JAKARTA, Indonesia—A middle-rank Indonesian army officer is being stripped of his military title after he was sentenced Tuesday to life in prison for murder, joint deprivation of the independence of others, and removing the bodies with the intention of concealment in a case that drew public outcry.
Priyanto held the title colonel before his sentencing and dismissal from military service.
Two of Priyanto’s subordinates were with him when their car crashed into two teenagers on a motorcycle in December. Handi Saputra, 17, was riding the motorcycle with his girlfriend Salsabila, 14, in West Java province.
During the trial in Indonesia’s capital Jakarta, Priyanto admitted he had the idea of disposing of the two bodies because he thought the teens had died and weren’t moving or breathing.
However, a number of other witnesses—including a civilian who helped lift the two victims into Priyanto’s car at the crime scene—said Handi was still moving and groaning in pain.
Instead of taking him to the hospital, Priyanto ordered his men to put the two victims in the car. Despite the subordinates’ rejection of his plans, Priyanto decided to throw the bodies into the nearest large river so that the two bodies could drift into the sea in the hope they would be lost or eaten by animals and not found.
The two bodies were found by local residents three days later in separate rivers in the neighboring Central Java province.
The forensic expert serving as a witness said water was found in Handi’s respiratory system, showing he was still alive when he was thrown in the river.
One of the presiding judges said the case is meant to teach soldiers a lesson in respecting human rights even though they are trained to kill.
“This punishment is also to provide a deterrent effect for other soldiers,” Brig. Gen.

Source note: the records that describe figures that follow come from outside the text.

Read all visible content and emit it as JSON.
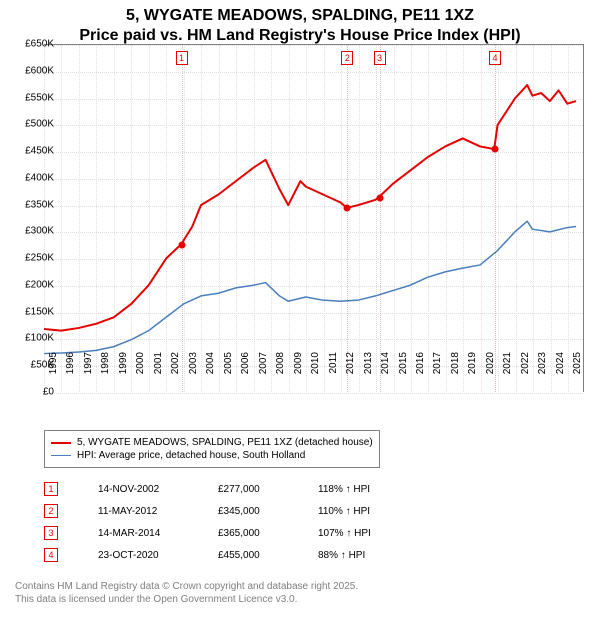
{
  "title_line1": "5, WYGATE MEADOWS, SPALDING, PE11 1XZ",
  "title_line2": "Price paid vs. HM Land Registry's House Price Index (HPI)",
  "title_fontsize": 12,
  "chart": {
    "type": "line",
    "background_color": "#ffffff",
    "grid_color": "#e0e0e0",
    "sale_vline_color": "#e5b8b8",
    "axis_color": "#808080",
    "x": {
      "min": 1995,
      "max": 2025.9,
      "ticks": [
        1995,
        1996,
        1997,
        1998,
        1999,
        2000,
        2001,
        2002,
        2003,
        2004,
        2005,
        2006,
        2007,
        2008,
        2009,
        2010,
        2011,
        2012,
        2013,
        2014,
        2015,
        2016,
        2017,
        2018,
        2019,
        2020,
        2021,
        2022,
        2023,
        2024,
        2025
      ],
      "label_fontsize": 10
    },
    "y": {
      "min": 0,
      "max": 650000,
      "ticks": [
        0,
        50000,
        100000,
        150000,
        200000,
        250000,
        300000,
        350000,
        400000,
        450000,
        500000,
        550000,
        600000,
        650000
      ],
      "tick_labels": [
        "£0",
        "£50K",
        "£100K",
        "£150K",
        "£200K",
        "£250K",
        "£300K",
        "£350K",
        "£400K",
        "£450K",
        "£500K",
        "£550K",
        "£600K",
        "£650K"
      ],
      "label_fontsize": 10
    },
    "series": [
      {
        "name": "5, WYGATE MEADOWS, SPALDING, PE11 1XZ (detached house)",
        "color": "#e60000",
        "line_width": 2,
        "x": [
          1995,
          1996,
          1997,
          1998,
          1999,
          2000,
          2001,
          2002,
          2002.87,
          2003.5,
          2004,
          2005,
          2006,
          2007,
          2007.7,
          2008.5,
          2009,
          2009.7,
          2010,
          2011,
          2012,
          2012.36,
          2013,
          2014,
          2014.2,
          2015,
          2016,
          2017,
          2018,
          2019,
          2020,
          2020.81,
          2021,
          2022,
          2022.7,
          2023,
          2023.5,
          2024,
          2024.5,
          2025,
          2025.5
        ],
        "y": [
          118000,
          115000,
          120000,
          128000,
          140000,
          165000,
          200000,
          250000,
          277000,
          310000,
          350000,
          370000,
          395000,
          420000,
          435000,
          380000,
          350000,
          395000,
          385000,
          370000,
          355000,
          345000,
          350000,
          360000,
          365000,
          390000,
          415000,
          440000,
          460000,
          475000,
          460000,
          455000,
          500000,
          550000,
          575000,
          555000,
          560000,
          545000,
          565000,
          540000,
          545000
        ]
      },
      {
        "name": "HPI: Average price, detached house, South Holland",
        "color": "#4a7ebb",
        "line_width": 1.5,
        "x": [
          1995,
          1996,
          1997,
          1998,
          1999,
          2000,
          2001,
          2002,
          2003,
          2004,
          2005,
          2006,
          2007,
          2007.7,
          2008.5,
          2009,
          2010,
          2011,
          2012,
          2013,
          2014,
          2015,
          2016,
          2017,
          2018,
          2019,
          2020,
          2021,
          2022,
          2022.7,
          2023,
          2024,
          2025,
          2025.5
        ],
        "y": [
          72000,
          73000,
          75000,
          78000,
          85000,
          98000,
          115000,
          140000,
          165000,
          180000,
          185000,
          195000,
          200000,
          205000,
          180000,
          170000,
          178000,
          172000,
          170000,
          172000,
          180000,
          190000,
          200000,
          215000,
          225000,
          232000,
          238000,
          265000,
          300000,
          320000,
          305000,
          300000,
          308000,
          310000
        ]
      }
    ],
    "sales": [
      {
        "n": "1",
        "year": 2002.87,
        "date": "14-NOV-2002",
        "price": "£277,000",
        "hpi": "118% ↑ HPI",
        "value": 277000
      },
      {
        "n": "2",
        "year": 2012.36,
        "date": "11-MAY-2012",
        "price": "£345,000",
        "hpi": "110% ↑ HPI",
        "value": 345000
      },
      {
        "n": "3",
        "year": 2014.2,
        "date": "14-MAR-2014",
        "price": "£365,000",
        "hpi": "107% ↑ HPI",
        "value": 365000
      },
      {
        "n": "4",
        "year": 2020.81,
        "date": "23-OCT-2020",
        "price": "£455,000",
        "hpi": "88% ↑ HPI",
        "value": 455000
      }
    ],
    "sale_marker_color": "#e60000",
    "sale_marker_top": 6
  },
  "legend": {
    "items": [
      {
        "color": "#e60000",
        "width": 2,
        "label": "5, WYGATE MEADOWS, SPALDING, PE11 1XZ (detached house)"
      },
      {
        "color": "#4a7ebb",
        "width": 1.5,
        "label": "HPI: Average price, detached house, South Holland"
      }
    ]
  },
  "attribution": {
    "line1": "Contains HM Land Registry data © Crown copyright and database right 2025.",
    "line2": "This data is licensed under the Open Government Licence v3.0."
  }
}
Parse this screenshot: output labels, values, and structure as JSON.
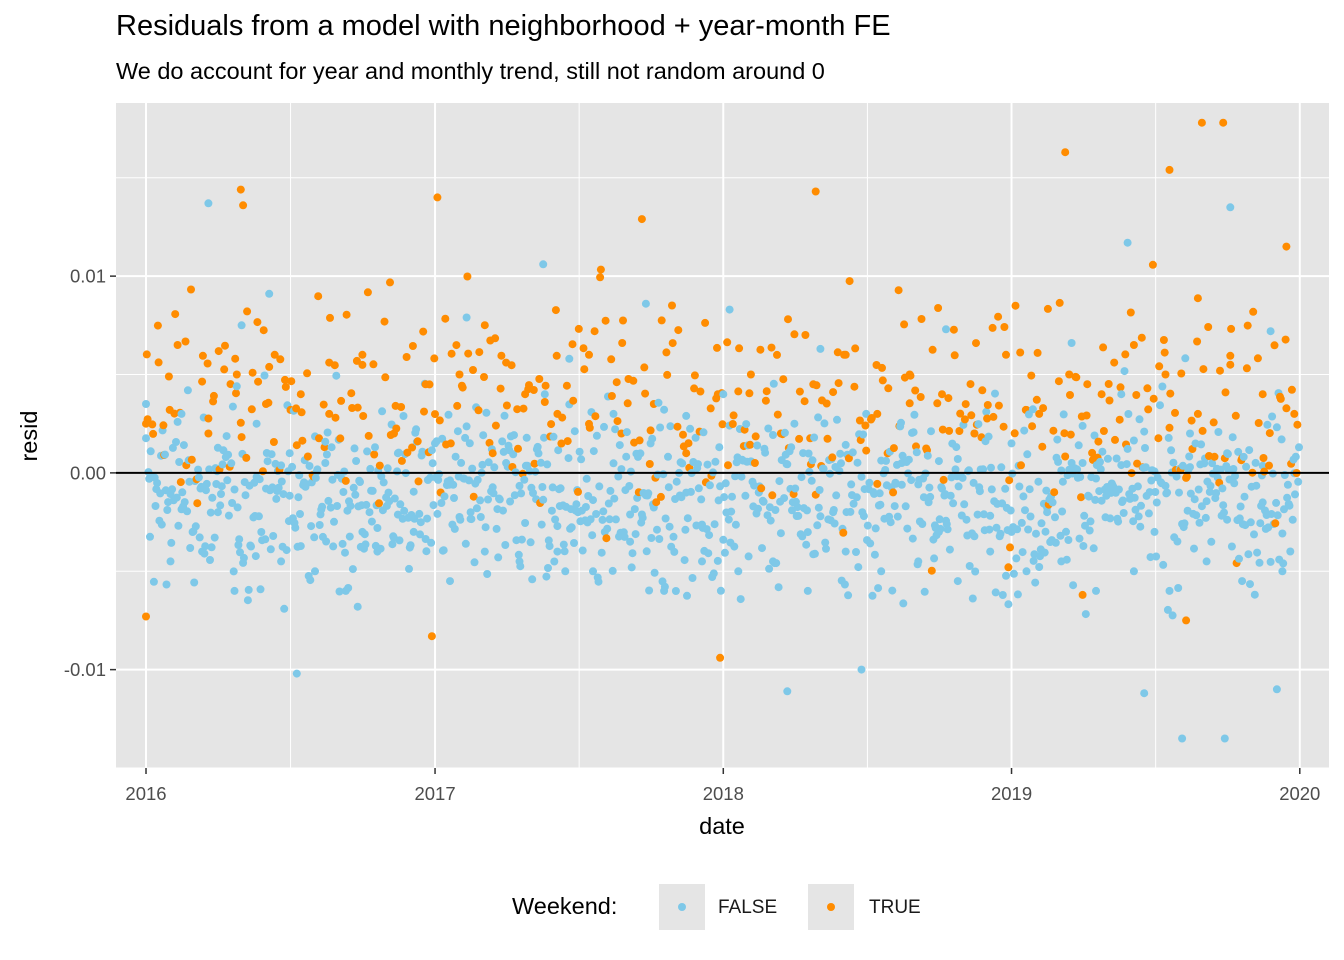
{
  "title": "Residuals from a model with neighborhood + year-month FE",
  "subtitle": "We do account for year and monthly trend, still not random around 0",
  "legend": {
    "title": "Weekend:",
    "items": [
      {
        "label": "FALSE",
        "color": "#7ec8e8"
      },
      {
        "label": "TRUE",
        "color": "#ff8c00"
      }
    ]
  },
  "chart_data": {
    "type": "scatter",
    "xlabel": "date",
    "ylabel": "resid",
    "xlim": [
      "2015-11-24",
      "2020-02-07"
    ],
    "ylim": [
      -0.015,
      0.0188
    ],
    "x_ticks": [
      "2016",
      "2017",
      "2018",
      "2019",
      "2020"
    ],
    "y_ticks": [
      "-0.01",
      "0.00",
      "0.01"
    ],
    "y_tick_values": [
      -0.01,
      0,
      0.01
    ],
    "reference_line": 0,
    "grid": true,
    "legend_position": "bottom",
    "point_count_per_series_approx": [
      1039,
      420
    ],
    "series": [
      {
        "name": "FALSE",
        "color": "#7ec8e8",
        "x": [
          "2016-01-01",
          "2016-02-15",
          "2016-04-01",
          "2016-05-20",
          "2016-07-01",
          "2016-08-15",
          "2016-10-01",
          "2016-11-15",
          "2017-01-01",
          "2017-02-15",
          "2017-04-01",
          "2017-05-20",
          "2017-07-01",
          "2017-08-15",
          "2017-10-01",
          "2017-11-15",
          "2018-01-01",
          "2018-02-15",
          "2018-04-01",
          "2018-05-20",
          "2018-07-01",
          "2018-08-15",
          "2018-10-01",
          "2018-11-15",
          "2019-01-01",
          "2019-02-15",
          "2019-04-01",
          "2019-05-20",
          "2019-07-01",
          "2019-08-15",
          "2019-10-01",
          "2019-11-15",
          "2016-03-20",
          "2016-07-10",
          "2017-05-18",
          "2018-03-23",
          "2018-06-25",
          "2019-06-18",
          "2019-08-05",
          "2019-09-28",
          "2019-12-03",
          "2016-05-01",
          "2016-06-05",
          "2016-09-25",
          "2017-02-10",
          "2017-06-20",
          "2017-09-25",
          "2018-01-09",
          "2018-05-04",
          "2018-10-10",
          "2019-03-18",
          "2019-05-28",
          "2019-10-05",
          "2019-11-25",
          "2016-02-01",
          "2016-03-12",
          "2016-04-22",
          "2016-06-20",
          "2016-08-02",
          "2016-09-10",
          "2016-10-20",
          "2016-12-05",
          "2017-01-20",
          "2017-03-05",
          "2017-04-18",
          "2017-06-05",
          "2017-07-20",
          "2017-09-05",
          "2017-10-18",
          "2017-12-05",
          "2018-01-20",
          "2018-03-05",
          "2018-04-18",
          "2018-06-05",
          "2018-07-20",
          "2018-09-05",
          "2018-10-25",
          "2018-12-05",
          "2019-01-20",
          "2019-03-05",
          "2019-04-18",
          "2019-06-05",
          "2019-07-20",
          "2019-09-05",
          "2019-10-20",
          "2019-12-10"
        ],
        "y": [
          0.0035,
          0.003,
          -0.002,
          0.0025,
          0.001,
          0.0005,
          -0.003,
          0.001,
          0.0015,
          -0.002,
          0.0005,
          0.004,
          -0.002,
          0.003,
          0.0015,
          -0.001,
          0.004,
          -0.001,
          0.0025,
          -0.002,
          0.003,
          0.0005,
          -0.003,
          0.002,
          0.0015,
          -0.002,
          0.0005,
          0.004,
          -0.003,
          0.002,
          0.001,
          -0.0015,
          0.0137,
          -0.0102,
          0.0106,
          -0.0111,
          -0.01,
          -0.0112,
          -0.0135,
          -0.0135,
          -0.011,
          0.0075,
          0.0091,
          -0.0068,
          0.0079,
          0.0058,
          0.0086,
          0.0083,
          0.0063,
          0.0073,
          0.0066,
          0.0117,
          0.0135,
          0.0072,
          -0.0045,
          -0.004,
          -0.006,
          -0.0045,
          -0.005,
          -0.006,
          -0.004,
          -0.003,
          -0.0055,
          -0.004,
          -0.0045,
          -0.004,
          -0.005,
          -0.0035,
          -0.006,
          -0.0045,
          -0.005,
          -0.0045,
          -0.006,
          -0.004,
          -0.005,
          -0.0045,
          -0.0055,
          -0.004,
          -0.005,
          -0.0045,
          -0.006,
          -0.005,
          -0.006,
          -0.0045,
          -0.0055,
          -0.005
        ]
      },
      {
        "name": "TRUE",
        "color": "#ff8c00",
        "x": [
          "2016-01-01",
          "2016-02-10",
          "2016-03-20",
          "2016-04-25",
          "2016-06-01",
          "2016-07-15",
          "2016-08-20",
          "2016-10-01",
          "2016-11-10",
          "2016-12-20",
          "2017-02-01",
          "2017-03-15",
          "2017-04-25",
          "2017-06-05",
          "2017-07-15",
          "2017-08-25",
          "2017-10-05",
          "2017-11-15",
          "2017-12-25",
          "2018-02-05",
          "2018-03-15",
          "2018-04-25",
          "2018-06-05",
          "2018-07-15",
          "2018-08-25",
          "2018-10-05",
          "2018-11-15",
          "2018-12-25",
          "2019-02-05",
          "2019-03-15",
          "2019-04-25",
          "2019-06-05",
          "2019-07-15",
          "2019-08-25",
          "2019-10-05",
          "2019-11-15",
          "2019-12-25",
          "2016-04-30",
          "2016-05-03",
          "2017-01-04",
          "2017-09-20",
          "2018-04-28",
          "2019-03-10",
          "2019-07-20",
          "2019-08-30",
          "2019-09-26",
          "2019-12-15",
          "2016-01-01",
          "2016-12-28",
          "2017-12-28",
          "2018-12-28",
          "2019-04-01",
          "2019-08-10"
        ],
        "y": [
          0.0025,
          0.0065,
          0.002,
          0.005,
          0.0035,
          0.004,
          0.003,
          0.006,
          0.002,
          0.0045,
          0.005,
          0.001,
          0.004,
          0.003,
          0.006,
          0.002,
          0.0035,
          0.001,
          0.004,
          0.005,
          0.002,
          0.0045,
          0.006,
          0.003,
          0.005,
          0.004,
          0.002,
          0.006,
          0.003,
          0.005,
          0.004,
          0.0065,
          0.005,
          0.003,
          0.0055,
          0.004,
          0.003,
          0.0144,
          0.0136,
          0.014,
          0.0129,
          0.0143,
          0.0163,
          0.0154,
          0.0178,
          0.0178,
          0.0115,
          -0.0073,
          -0.0083,
          -0.0094,
          -0.0048,
          -0.0062,
          -0.0075
        ]
      }
    ]
  }
}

Faridah Faisal said Tuesday before reading out the verdict.
Both of his subordinates are also on trial regarding the case.
Relatives of the victims, in a broadcast by TV ONE, said they accepted the verdict on Priyanto and his punishment.
Many Indonesians welcomed the army’s retreat from politics after Suharto’s often brutal 32-year rule was ended by mass protests in 1998. The changes represented a major break with the past and set the stage for civilian-led reforms to enhance the elected government’s control over military institutions and defense policy.
Despite a reputation for brutality, the image of Indonesia’s armed forces has improved since Suharto’s departure.